Now explain how sobriety checkpoints are legal, stopping everyone with no probable cause.
Lack of sobriety impacts one's ability to operate a vehicle safely, thus creating an immediate danger to other drivers.
Does not address the assumption of guilt inherent in the checkpoints.
"Lack of sobriety impacts one's ability to operate a vehicle safely, thus creating an immediate danger to other drivers."
Which says absolutely nothing regarding random stops.
Because drunk driving is bad and not even the Supreme Court wants to be seen as pro-drunk-driving. Same reason why they uphold lifetime "no-this-isn't punishment" for sex offenders.
Now I'm wondering if what they're doing would be legal if they just brought a breathalyzer along. (Maybe not; it would be hard to justify such a checkpoint at certain times of day when people aren't generally drunk.)
In what way are these "blatantly unconstitutional"? How about some analysis?
Citing a Supreme Court case that is spot on isn’t good enough?
"Davis and Lumumba are both black, as are most of Jackson's police officers and residents. But as the MCJ lawsuit emphasizes, the TAT program "has led to the disproportionate placement of vehicular roadblocks, or checkpoints, in majority-Black and low-income neighborhoods.""
Still, it makes the race-turbation more difficult and less...fulfilling.
Maybe they've internalized whiteness blah blah?
Or maybe maybe these types of officials are all authoritarians under the skin, as it were.
People in authority have no regard for laws or the constiution. Humans are so inherently flawed that they cannot help but abuse power. ALL police treat everyone like criminals and as my great uncles LEO's used to say, "If you cannot find a violation it is just because you don't want to."
When we need a law to force people, e.g., cops, with extraordinary powers to use their powers responsibly in one particular case, we have a big problem. What about all cases, too many to name?
Two solutions present themselves. 1. Take away their powers. 2. Punish the irresponsible.
The rebuttal: We need our powers and we will "police" ourselves.
The re-rebuttal: You haven't proven you are special, deserving of special privileges, but you have proven you won't act responsibly. Therefore, why would we give you power you routinely abuse? The abuse proves a lack of personal control and immorality. Your justifications are further proof. You make it impossible to support your authority over us.

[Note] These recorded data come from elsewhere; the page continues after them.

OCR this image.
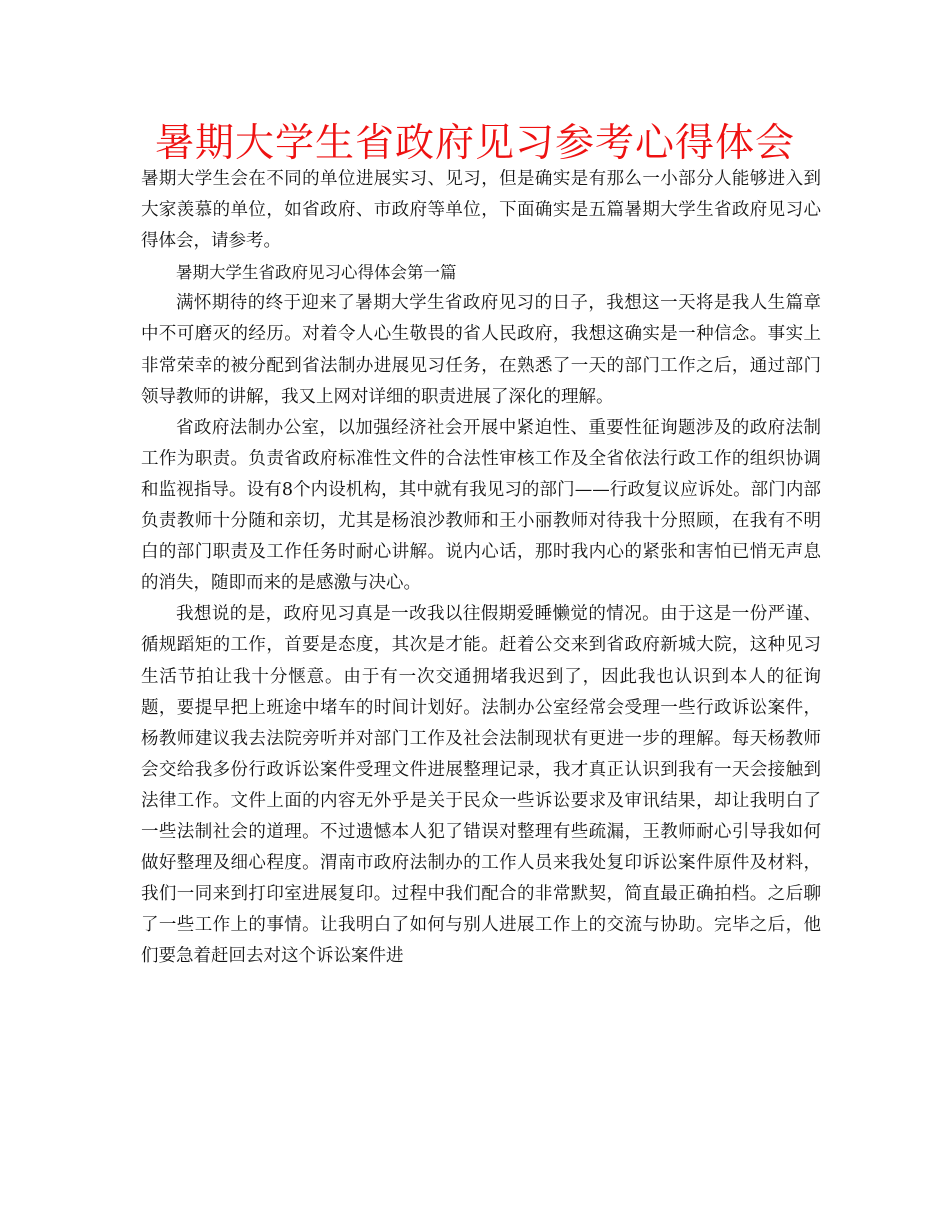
暑期大学生省政府见习参考心得体会

暑期大学生会在不同的单位进展实习、见习，但是确实是有那么一小部分人能够进入到大家羡慕的单位，如省政府、市政府等单位，下面确实是五篇暑期大学生省政府见习心得体会，请参考。

暑期大学生省政府见习心得体会第一篇

满怀期待的终于迎来了暑期大学生省政府见习的日子，我想这一天将是我人生篇章中不可磨灭的经历。对着令人心生敬畏的省人民政府，我想这确实是一种信念。事实上非常荣幸的被分配到省法制办进展见习任务，在熟悉了一天的部门工作之后，通过部门领导教师的讲解，我又上网对详细的职责进展了深化的理解。

省政府法制办公室，以加强经济社会开展中紧迫性、重要性征询题涉及的政府法制工作为职责。负责省政府标准性文件的合法性审核工作及全省依法行政工作的组织协调和监视指导。设有8个内设机构，其中就有我见习的部门——行政复议应诉处。部门内部负责教师十分随和亲切，尤其是杨浪沙教师和王小丽教师对待我十分照顾，在我有不明白的部门职责及工作任务时耐心讲解。说内心话，那时我内心的紧张和害怕已悄无声息的消失，随即而来的是感激与决心。

我想说的是，政府见习真是一改我以往假期爱睡懒觉的情况。由于这是一份严谨、循规蹈矩的工作，首要是态度，其次是才能。赶着公交来到省政府新城大院，这种见习生活节拍让我十分惬意。由于有一次交通拥堵我迟到了，因此我也认识到本人的征询题，要提早把上班途中堵车的时间计划好。法制办公室经常会受理一些行政诉讼案件，杨教师建议我去法院旁听并对部门工作及社会法制现状有更进一步的理解。每天杨教师会交给我多份行政诉讼案件受理文件进展整理记录，我才真正认识到我有一天会接触到法律工作。文件上面的内容无外乎是关于民众一些诉讼要求及审讯结果，却让我明白了一些法制社会的道理。不过遗憾本人犯了错误对整理有些疏漏，王教师耐心引导我如何做好整理及细心程度。渭南市政府法制办的工作人员来我处复印诉讼案件原件及材料，我们一同来到打印室进展复印。过程中我们配合的非常默契，简直最正确拍档。之后聊了一些工作上的事情。让我明白了如何与别人进展工作上的交流与协助。完毕之后，他们要急着赶回去对这个诉讼案件进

According to self identified lawyers on YouTube, in general, a police officer in the US can not force you to give up documentation or state your reason for motoring unless they have a specified reason for stopping specifically you. Details are, of course, controlled by the local laws. There was even a video of somebody doing this at a police roadblock somewhere in the Pacific North West of the US. The cops had to let him go.